Ранним утром, вскоре после того, как Аттила покинул деревню, в нее въехал отряд солдат из Палатинского форта недалеко от Равенны. Ими командовал офицер с лицом, настолько перекошенным и изуродованным шрамами, что дети плакали и убегали прочь. Даже косматые деревенские псы визжали и прятались под повозками или под домами.

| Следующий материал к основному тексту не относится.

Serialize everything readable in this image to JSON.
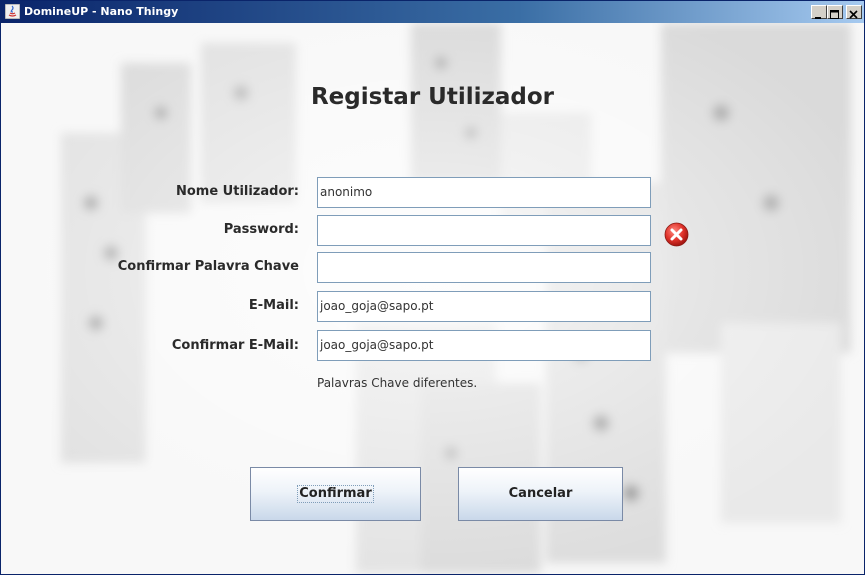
{
  "window": {
    "title": "DomineUP - Nano Thingy"
  },
  "form": {
    "heading": "Registar Utilizador",
    "fields": [
      {
        "label": "Nome Utilizador:",
        "value": "anonimo"
      },
      {
        "label": "Password:",
        "value": ""
      },
      {
        "label": "Confirmar Palavra Chave",
        "value": ""
      },
      {
        "label": "E-Mail:",
        "value": "joao_goja@sapo.pt"
      },
      {
        "label": "Confirmar E-Mail:",
        "value": "joao_goja@sapo.pt"
      }
    ],
    "error_message": "Palavras Chave diferentes.",
    "error_icon": "error-x-icon"
  },
  "buttons": {
    "confirm_label": "Confirmar",
    "cancel_label": "Cancelar"
  },
  "colors": {
    "titlebar": "#0a246a",
    "error": "#d42a2a"
  }
}
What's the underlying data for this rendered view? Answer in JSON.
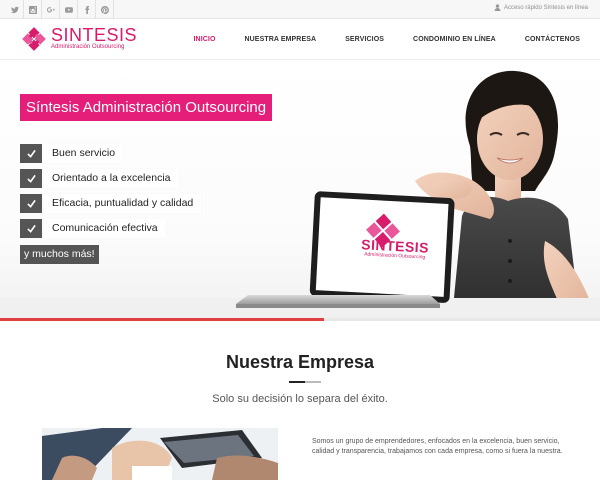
{
  "topbar": {
    "social": [
      "twitter-icon",
      "instagram-icon",
      "google-plus-icon",
      "youtube-icon",
      "facebook-icon",
      "pinterest-icon"
    ],
    "quick_access": "Acceso rápido Síntesis en línea"
  },
  "brand": {
    "name": "SINTESIS",
    "tagline": "Administración Outsourcing",
    "color": "#d81b6b"
  },
  "nav": {
    "items": [
      "INICIO",
      "NUESTRA EMPRESA",
      "SERVICIOS",
      "CONDOMINIO EN LÍNEA",
      "CONTÁCTENOS"
    ],
    "active": "INICIO"
  },
  "hero": {
    "title": "Síntesis Administración Outsourcing",
    "features": [
      "Buen servicio",
      "Orientado a la excelencia",
      "Eficacia, puntualidad y calidad",
      "Comunicación efectiva"
    ],
    "more": "y muchos más!",
    "laptop_logo": "SINTESIS",
    "laptop_tagline": "Administración Outsourcing",
    "accent": "#e41e79"
  },
  "slider": {
    "progress": 0.54
  },
  "about": {
    "title": "Nuestra Empresa",
    "subtitle": "Solo su decisión lo separa del éxito.",
    "text": "Somos un grupo de emprendedores, enfocados en la excelencia, buen servicio, calidad y transparencia, trabajamos con cada empresa, como si fuera la nuestra."
  }
}
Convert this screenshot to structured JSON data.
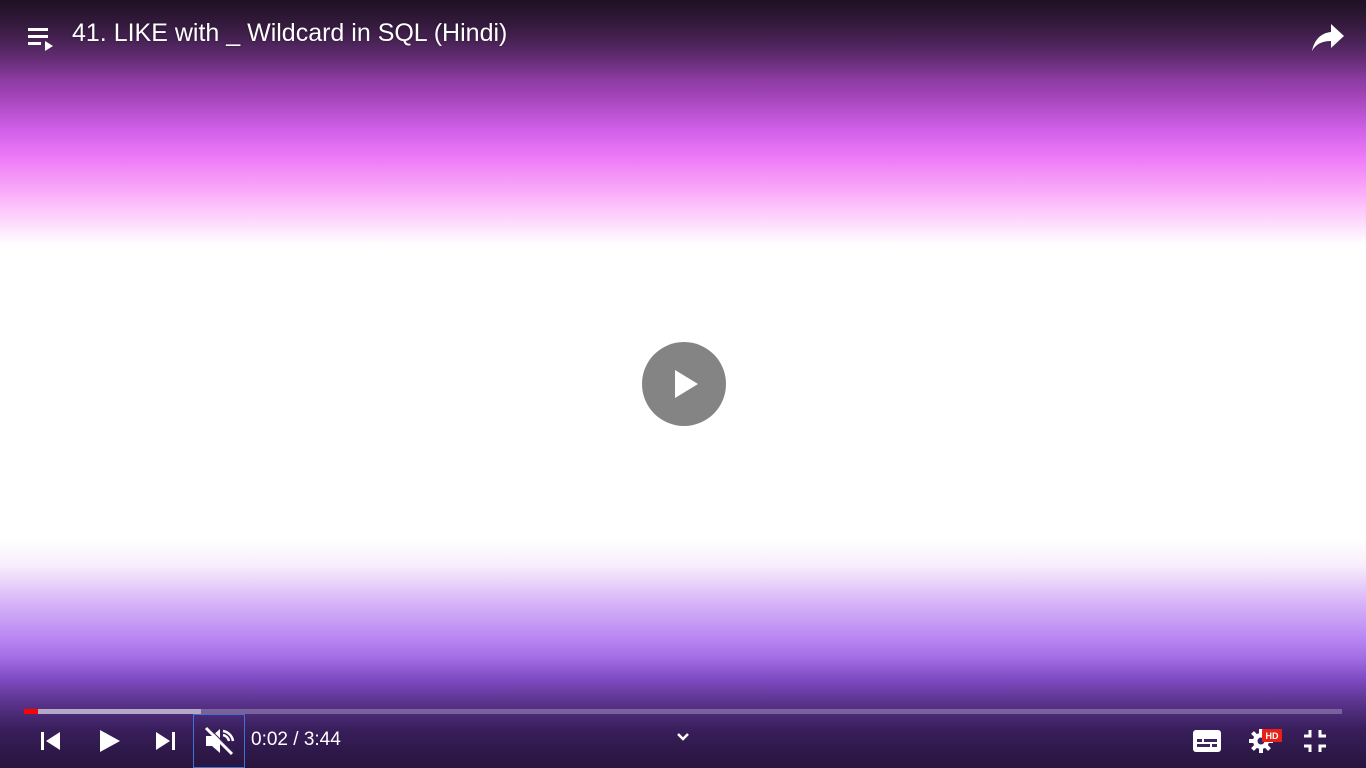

Он приказал отряду остановиться в центре деревни, рядом с колодцем, крытым тростником. Люди, завидев прибывших, потихоньку выходили из своих скромных обиталищ, негромко переговариваясь. Он ничего не сказал, только поднял вверх руку. Его пальцы были унизаны кольцами с печатками. Люди замолчали. Конь под ним переступал с ноги на ногу, и его шумное дыхание далеко разносилось в морозном воздухе. Офицер осмотрелся и заговорил;
— Мы здесь по приказу полководца Гераклиана. Вы укрывали в этой деревне человека, бежавшего от римского закона. Мальчика лет четырнадцати с варварскими татуировками на щеках и спине. Где он?
Люди старались не смотреть друг на друга, но им это плохо удавалось. Офицер замечал все. Он повернулся к дородному декуриону и кивнул. Декурион спрыгнул с коня, вошел в ближайшую хижину и через несколько мгновений вышел из нее с горящей веткой, взятой из очага.
— Я не буду спрашивать два раза, — предупредил офицер. — Отвечайте.
Пухлощекий мельник сказал:
— Мы не знаем такого мальчика, ваша честь. Мы простые…
Офицер кивнул еще двоим своим людям.
— Свяжите его.
Они спешились, заломили мельнику руки за спину и туго связали их грубой веревкой. Мельник, несмотря на плотное сложение, не смог сдержать стона боли.
Остальные сельчане в ужасе переглядывались, но ни один не мог выдать человека, так недавно бывшего их гостем. Против этого восставали все их обычаи и законы гостеприимства. И в глубине души они приготовились к неминуемому наказанию, которое придется претерпеть за свое дерзкое молчание. Они уже имели дело с теми, кто насаждает римские законы — те появлялись каждый год, чтобы забрать скудный, но тяжело дающийся налог в императорскую казну. После каждого взимания налога они делались беднее и ощущали все больше горечи. Ничто из заплаченной ими дани никогда не возвращалось обратно — ни в виде помощи, ни в виде защиты. Они ничего не видели за свои деньги. И только их спокойная, никому не известная долина сохраняла их от опустошительного воздействия большого мира. За исключением тех случаев, когда к ним являлись представители римского государства.